If we ask what value for money means, we are referred to a framework and told that we have done well relative to the expectations of those who put the framework in place. Alternatively we are told that we should have an expectation of value for our money based on some carefully picked performance measure such as CPI+3. this at least can be compared with other people measuring against CPI + 3, but who are they – and where’s the table?
For all the talk of wanting to get people engaged in pensions , we don’t give people the one thing that people universally get interested, how they’ve done compared to other people. Don’t ask me why people crave this information , I just know it to be true!
Why are we terrified of league tables?
I think the answer lies in one word “accountability”. We are terrified of being exposed for not doing what we say we do. While everybody can believe they are giving value for other people’s money, we can’t all be right, some must give more than others, there must be pension providers at the top and bottom of the table and a lot who sit in the middle and are ordinary.

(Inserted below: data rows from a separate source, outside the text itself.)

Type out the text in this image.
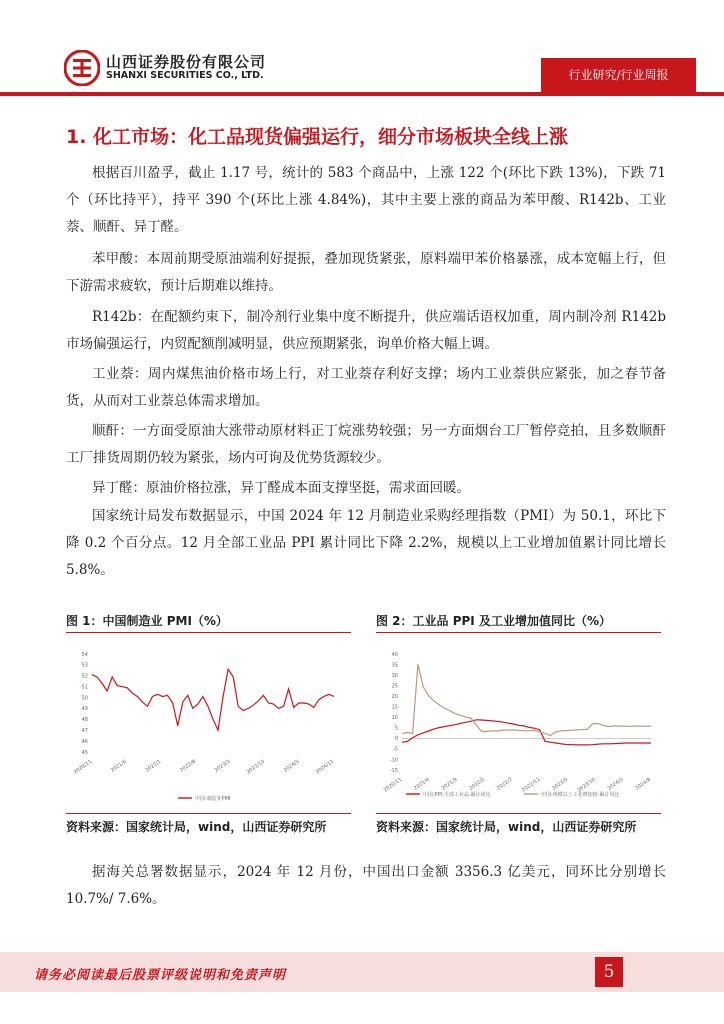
山西证券股份有限公司
SHANXI SECURITIES CO., LTD.	行业研究/行业周报
1. 化工市场：化工品现货偏强运行，细分市场板块全线上涨
根据百川盈孚，截止 1.17 号，统计的 583 个商品中，上涨 122 个(环比下跌 13%)，下跌 71 个（环比持平），持平 390 个(环比上涨 4.84%)，其中主要上涨的商品为苯甲酸、R142b、工业萘、顺酐、异丁醛。
苯甲酸：本周前期受原油端利好提振，叠加现货紧张，原料端甲苯价格暴涨，成本宽幅上行，但下游需求疲软，预计后期难以维持。
R142b：在配额约束下，制冷剂行业集中度不断提升，供应端话语权加重，周内制冷剂 R142b 市场偏强运行，内贸配额削减明显，供应预期紧张，询单价格大幅上调。
工业萘：周内煤焦油价格市场上行，对工业萘存利好支撑；场内工业萘供应紧张，加之春节备货，从而对工业萘总体需求增加。
顺酐：一方面受原油大涨带动原材料正丁烷涨势较强；另一方面烟台工厂暂停竞拍，且多数顺酐工厂排货周期仍较为紧张，场内可询及优势货源较少。
异丁醛：原油价格拉涨，异丁醛成本面支撑坚挺，需求面回暖。
国家统计局发布数据显示，中国 2024 年 12 月制造业采购经理指数（PMI）为 50.1，环比下降 0.2 个百分点。12 月全部工业品 PPI 累计同比下降 2.2%，规模以上工业增加值累计同比增长 5.8%。
图 1：中国制造业 PMI（%）
54
53
52
51
50
49
48
47
46
45
2020/11	2021/6	2022/1	2022/8	2023/3	2023/10	2024/5	2024/12
中国:制造业PMI
资料来源：国家统计局，wind，山西证券研究所
图 2：工业品 PPI 及工业增加值同比（%）
40
35
30
25
20
15
10
5
0
-5
-10
-15
2020/11 2021/4 2021/9 2022/2 2022/7 2022/12 2023/5 2023/10 2024/3 2024/8
中国:PPI:全部工业品:累计同比	中国:规模以上工业增加值:累计同比
资料来源：国家统计局，wind，山西证券研究所
据海关总署数据显示，2024 年 12 月份，中国出口金额 3356.3 亿美元，同环比分别增长 10.7%/ 7.6%。
请务必阅读最后股票评级说明和免责声明	5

The points system devised for most sporting tables is based on results but is biased to elicit certain behaviours. 3 point for a win , 1 point for a draw and 0 points for a loss encourages teams to attack and not play for a draw, bonus points for tries encourages rugby teams not to ease off till the 80th minute and deductions for financial irregularities encourage good governance.
As well as engaging us, league tables encourage good behaviour ensuring entertaining sport and teams that don’t cheat.
We are terrified by tables as they don’t lie and we do. We lie to ourselves and once we’ve done it often enough we end up lying to others , believing our own lies. But there is a little place in the back of our head called conscience which makes us guilty that we might be found out. Conscience makes cowards of us all.
So we suppress tables, preferring to work to our own internal benchmarks or publish benchmarks that no-one else uses or even understands.
And then we ask why no-one reads our value for money statements.
I think you’re having a better Monkey League this season, Henry!
A Top Four (Champions League) spot in the last table I saw ….
Hope I haven’t jinxed you for the final run-in.
Sadly no update so far this week George, that’s another thing about league tables – you come to depend on them! Sustaining interest is no easy thing to do! Well done First Actuarial for keeping us engaged over the years.